Add the onions and using tongs or large spoon, gently stir the onions to coat with the oil. Cook over low heat, only stirring (or turning over) the onions occasionally until they are deep brown and almost spreadable. Be patient and don’t rush this. The result is worth it. The cooking time can take up to 3 hours, which is why I make a big batch and always have it in my fridge. As long as there is a layer of EVOO covering the onions, they will last a very long time in the fridge and even just a small amount lends incredible flavor to any dish you use them in.
For the Kabocha Squash
Preheat the oven to 400 degrees F.
Oil the bottom of an oven-proof pan that is large enough to hold the cut halves of squash. I actually only made one squash for the two of us, but the filling recipe could easily feed 4 or even 6, so make as many squash as you like.
Using a large, sharp knife, cut the squash in half vertically starting with the stem at the top. Scoop out the seeds and stringy stuff in the cavity of the squash. Sprinkle the cavity and rim of the cut squash with salt and a generous sprinkling of spice blend.

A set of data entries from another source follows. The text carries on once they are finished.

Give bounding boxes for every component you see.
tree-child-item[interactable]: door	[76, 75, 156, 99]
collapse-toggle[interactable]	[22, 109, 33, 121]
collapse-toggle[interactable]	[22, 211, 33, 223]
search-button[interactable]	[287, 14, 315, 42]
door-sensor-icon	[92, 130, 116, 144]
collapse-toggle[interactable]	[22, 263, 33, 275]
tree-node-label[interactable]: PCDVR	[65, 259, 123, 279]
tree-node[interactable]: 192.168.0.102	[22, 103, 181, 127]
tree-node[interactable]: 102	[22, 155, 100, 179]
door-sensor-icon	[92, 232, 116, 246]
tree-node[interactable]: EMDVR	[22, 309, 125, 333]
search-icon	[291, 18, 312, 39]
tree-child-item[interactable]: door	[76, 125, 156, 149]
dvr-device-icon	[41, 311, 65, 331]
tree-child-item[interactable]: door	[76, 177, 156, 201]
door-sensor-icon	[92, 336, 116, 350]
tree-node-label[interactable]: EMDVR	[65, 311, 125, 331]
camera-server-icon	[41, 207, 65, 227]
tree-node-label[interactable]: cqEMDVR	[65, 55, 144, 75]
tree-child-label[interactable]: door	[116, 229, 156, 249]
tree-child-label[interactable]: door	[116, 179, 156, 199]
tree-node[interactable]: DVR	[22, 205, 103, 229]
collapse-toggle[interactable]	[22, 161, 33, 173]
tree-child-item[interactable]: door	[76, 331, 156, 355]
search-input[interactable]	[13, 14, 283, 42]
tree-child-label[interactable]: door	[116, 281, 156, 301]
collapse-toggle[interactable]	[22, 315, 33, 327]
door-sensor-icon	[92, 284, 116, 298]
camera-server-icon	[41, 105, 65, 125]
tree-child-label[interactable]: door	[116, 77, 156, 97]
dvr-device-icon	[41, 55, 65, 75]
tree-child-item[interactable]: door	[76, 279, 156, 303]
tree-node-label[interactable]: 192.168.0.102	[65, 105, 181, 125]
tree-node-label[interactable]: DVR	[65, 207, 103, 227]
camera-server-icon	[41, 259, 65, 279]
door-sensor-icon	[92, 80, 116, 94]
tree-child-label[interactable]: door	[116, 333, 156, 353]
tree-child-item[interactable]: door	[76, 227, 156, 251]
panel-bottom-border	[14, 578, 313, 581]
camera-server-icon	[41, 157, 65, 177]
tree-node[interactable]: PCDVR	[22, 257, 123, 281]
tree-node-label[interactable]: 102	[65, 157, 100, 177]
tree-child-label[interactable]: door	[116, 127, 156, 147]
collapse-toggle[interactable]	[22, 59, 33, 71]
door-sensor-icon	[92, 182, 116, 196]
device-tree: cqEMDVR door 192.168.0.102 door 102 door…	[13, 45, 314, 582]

Place the squash, cut-side down, on the oiled pan and roast for 40 minutes. Turn the squash over and continue roasting for another 20 minutes. If you are worried that the squash is becoming too brown, loosely cover them with aluminum foil. The squash should give easily when cooked. These can be kept in a warm oven with the heat turned off and covered for up to an hour. They can also be rewarmed. I would add a bit more EVOO if rewarming.
For the lentils and rice
Rinse and drain the rice and lentils. Pick over the lentils to be sure that there are no small stones or other debris. (This will entirely depend on where you buy your lentils.)
Bring the water or vegetable stock to a boil with 2 Tablespoons of EVOO, 1 teaspoon of salt, 1/2 teaspoon of ground turmeric and 1.5 rounded teaspoons of baharat. Add the drained lentils and rice and bring the mixture back to a boil. Cover the pot tightly and reduce the heat to a simmer. Cook for 45 minutes. Then turn off the heat. Uncover the pot and give everything a fluff with a fork. Recover the pot and allow the mixture to steam for about 10 minutes. Add in the chopped herbs, reserving a little for garnish.
When you are ready to serve, assemble your dish. Fill the squash cavity with the lentil rice mixture and top with some of the caramelized onions. Then the rest is up to you. Add a simple tahini dressing to keep it vegan or some feta crumbles for a vegetarian version. To eat this yummy dish, smush the squash flesh and mix it with the other ingredients. It might not look elegant, but the taste is wonderful.